Став старцем, он, кажется, превратился в собственную прозу. Сонный глаз, сонная губа, сонный голос, сонная — то есть по правде-то, волшебная — сила словес.
Несколько лет назад он пригласил меня в гости, я задавал вопросы и слушал загипнотизированно.
И речь его до последних дней, и вся литература всегда — усталый и упорный рассветный тост, афористичный, образный, но и бесконечно-бесформенный. Как сновидение.
Вспоминаю, как он мастерил самокрутку: тонкая бумага, рыжеватый табак. Он держал ее с таким видом, словно в ней средоточие его духа, и собирался — за словом слово — писать свою прозу дымом по воздуху.
— Андрей Георгиевич, вы не раз рассказывали, что в блокадную зиму, еще не умея читать, на вопрос: «Кем ты будешь?» говорили: «Писателем!» Рано начали писать?
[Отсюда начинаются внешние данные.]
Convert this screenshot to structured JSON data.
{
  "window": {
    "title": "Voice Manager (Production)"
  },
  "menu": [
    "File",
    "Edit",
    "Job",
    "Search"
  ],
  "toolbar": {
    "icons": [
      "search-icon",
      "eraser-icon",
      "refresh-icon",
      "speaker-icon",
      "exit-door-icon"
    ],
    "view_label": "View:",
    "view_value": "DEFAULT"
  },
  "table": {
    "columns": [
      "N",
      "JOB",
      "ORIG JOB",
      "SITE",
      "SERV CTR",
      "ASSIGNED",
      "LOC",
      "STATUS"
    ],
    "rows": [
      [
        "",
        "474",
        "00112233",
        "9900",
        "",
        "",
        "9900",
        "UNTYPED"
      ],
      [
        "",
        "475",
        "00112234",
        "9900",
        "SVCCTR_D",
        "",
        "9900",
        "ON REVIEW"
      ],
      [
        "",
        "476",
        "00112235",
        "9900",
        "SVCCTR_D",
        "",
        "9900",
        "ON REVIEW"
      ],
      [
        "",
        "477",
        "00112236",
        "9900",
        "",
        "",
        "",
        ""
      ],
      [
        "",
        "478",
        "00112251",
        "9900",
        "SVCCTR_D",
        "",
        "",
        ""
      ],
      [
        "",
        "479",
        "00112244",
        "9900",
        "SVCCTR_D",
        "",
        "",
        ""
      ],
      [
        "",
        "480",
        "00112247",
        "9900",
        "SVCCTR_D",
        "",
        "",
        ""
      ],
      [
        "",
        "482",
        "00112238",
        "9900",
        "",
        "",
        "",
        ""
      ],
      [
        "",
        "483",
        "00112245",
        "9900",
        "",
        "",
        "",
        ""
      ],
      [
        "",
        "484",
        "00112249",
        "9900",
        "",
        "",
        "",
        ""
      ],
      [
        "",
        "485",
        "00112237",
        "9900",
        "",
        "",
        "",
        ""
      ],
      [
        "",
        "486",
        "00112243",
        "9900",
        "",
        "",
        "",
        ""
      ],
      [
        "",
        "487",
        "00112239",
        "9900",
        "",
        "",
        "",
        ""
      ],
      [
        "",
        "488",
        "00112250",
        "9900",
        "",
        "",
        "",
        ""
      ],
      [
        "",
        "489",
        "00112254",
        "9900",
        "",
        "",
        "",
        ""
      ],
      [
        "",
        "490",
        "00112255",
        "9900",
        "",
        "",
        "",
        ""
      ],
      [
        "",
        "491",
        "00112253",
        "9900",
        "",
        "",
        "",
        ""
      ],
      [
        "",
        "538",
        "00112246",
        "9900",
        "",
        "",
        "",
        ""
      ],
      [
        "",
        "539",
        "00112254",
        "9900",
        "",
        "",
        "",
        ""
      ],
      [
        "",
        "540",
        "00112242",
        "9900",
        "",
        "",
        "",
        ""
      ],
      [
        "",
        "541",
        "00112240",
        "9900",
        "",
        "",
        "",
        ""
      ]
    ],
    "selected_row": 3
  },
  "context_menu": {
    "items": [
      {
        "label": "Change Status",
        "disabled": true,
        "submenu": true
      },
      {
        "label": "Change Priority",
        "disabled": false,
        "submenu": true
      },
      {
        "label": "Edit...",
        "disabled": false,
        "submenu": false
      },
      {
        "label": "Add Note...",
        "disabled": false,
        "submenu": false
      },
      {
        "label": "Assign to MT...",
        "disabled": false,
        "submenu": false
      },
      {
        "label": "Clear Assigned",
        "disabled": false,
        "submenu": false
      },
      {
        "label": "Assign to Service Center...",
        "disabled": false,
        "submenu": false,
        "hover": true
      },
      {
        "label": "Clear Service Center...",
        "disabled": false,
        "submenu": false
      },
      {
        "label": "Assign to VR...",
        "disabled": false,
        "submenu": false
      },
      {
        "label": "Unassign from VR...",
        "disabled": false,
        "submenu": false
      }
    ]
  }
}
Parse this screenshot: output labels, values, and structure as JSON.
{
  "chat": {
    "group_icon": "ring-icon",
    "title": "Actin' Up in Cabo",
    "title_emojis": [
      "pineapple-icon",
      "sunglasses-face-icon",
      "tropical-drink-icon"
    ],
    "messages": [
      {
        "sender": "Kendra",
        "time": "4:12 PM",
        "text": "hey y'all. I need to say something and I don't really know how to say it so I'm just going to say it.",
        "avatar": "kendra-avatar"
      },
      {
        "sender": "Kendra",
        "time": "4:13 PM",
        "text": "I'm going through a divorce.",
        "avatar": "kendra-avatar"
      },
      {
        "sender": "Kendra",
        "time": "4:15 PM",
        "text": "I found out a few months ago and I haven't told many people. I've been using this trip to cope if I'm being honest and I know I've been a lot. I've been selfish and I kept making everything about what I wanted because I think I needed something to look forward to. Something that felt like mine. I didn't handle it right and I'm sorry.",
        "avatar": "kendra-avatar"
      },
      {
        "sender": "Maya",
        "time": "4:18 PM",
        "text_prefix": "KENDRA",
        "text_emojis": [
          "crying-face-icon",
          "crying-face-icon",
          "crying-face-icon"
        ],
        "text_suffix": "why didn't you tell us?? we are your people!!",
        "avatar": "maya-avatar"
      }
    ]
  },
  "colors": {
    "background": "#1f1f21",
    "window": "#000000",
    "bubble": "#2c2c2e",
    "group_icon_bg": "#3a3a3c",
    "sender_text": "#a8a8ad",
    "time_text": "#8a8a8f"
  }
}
— Я был читателем. И читатель я был такой замедленный, поэтому я и научился в процессе чтения, я читал каждое слово, очень медленно, почти что по складам. Но обязательно всю книгу от начала и до конца. Мне нужен был текст, который меня насыщает. Таким образом происходил отбор той литературы, которая мне внутренне нужна. Так же как бодибилдинг. Определенная тренировка мозгов. Я прочитывал книгу, словно бы переписывая ее.
— Юный Фадеев переписал от руки «Казаков» Толстого.
— Правильно сделал. Поэтому, может быть, получился «Разгром». Лучшее его произведение.
— И какие книги были первыми?
— Первая — «Робинзон Крузо», вторая — «Записки охотника».
— Как вы обычно писали?
— Надо было удрать куда-то. Только побег. У меня были такие места, и я их находил. На даче в Токсове, под Ленинградом. Куршская коса, на которой я хорошо работал. Причем условий никаких не нужно, нужно, чтобы ты был один. И никто не мешал. И чтобы никаких соблазнов, никакого алкоголя. Курение — да. Курение и кофе, без них невозможно.
У меня было две теории в юности. Первая — это котловая теория. Мне нужен чердак, а внизу чтобы были все в порядке, живы, а ты сидишь на котле, наверху. Вот это замечательно. И таких чердаков я помню 3–4 в жизни. И даже в последний раз, когда я дописывал свой роман «Преподаватель симметрии». Я снимал себе чердак в отеле, в Швейцарии, это подошло мне полностью, мне даже разрешили там курить.
Вторая теория — электромагнитная. Пересекаешь пространство, в самолете или поезде.
В свое время я летал, чтобы что-то написать. У меня уже в голове было готово то, что я напишу, хотя я этого не видел. То есть образ надевался на то, что я увижу, и, как ни странно, совпадало, не противоречило ничего.
— А что такое писательство?
— Я думаю, что писательство − это просто неспособность ни к чему. Если ты ни к чему не способен, то стань писателем. Вот и все, не считая внутренней жизни и желания понять, кто ты такой и что вокруг происходит. А других способностей у тебя нет. И будешь только всю жизнь завидовать живописцам и музыкантам…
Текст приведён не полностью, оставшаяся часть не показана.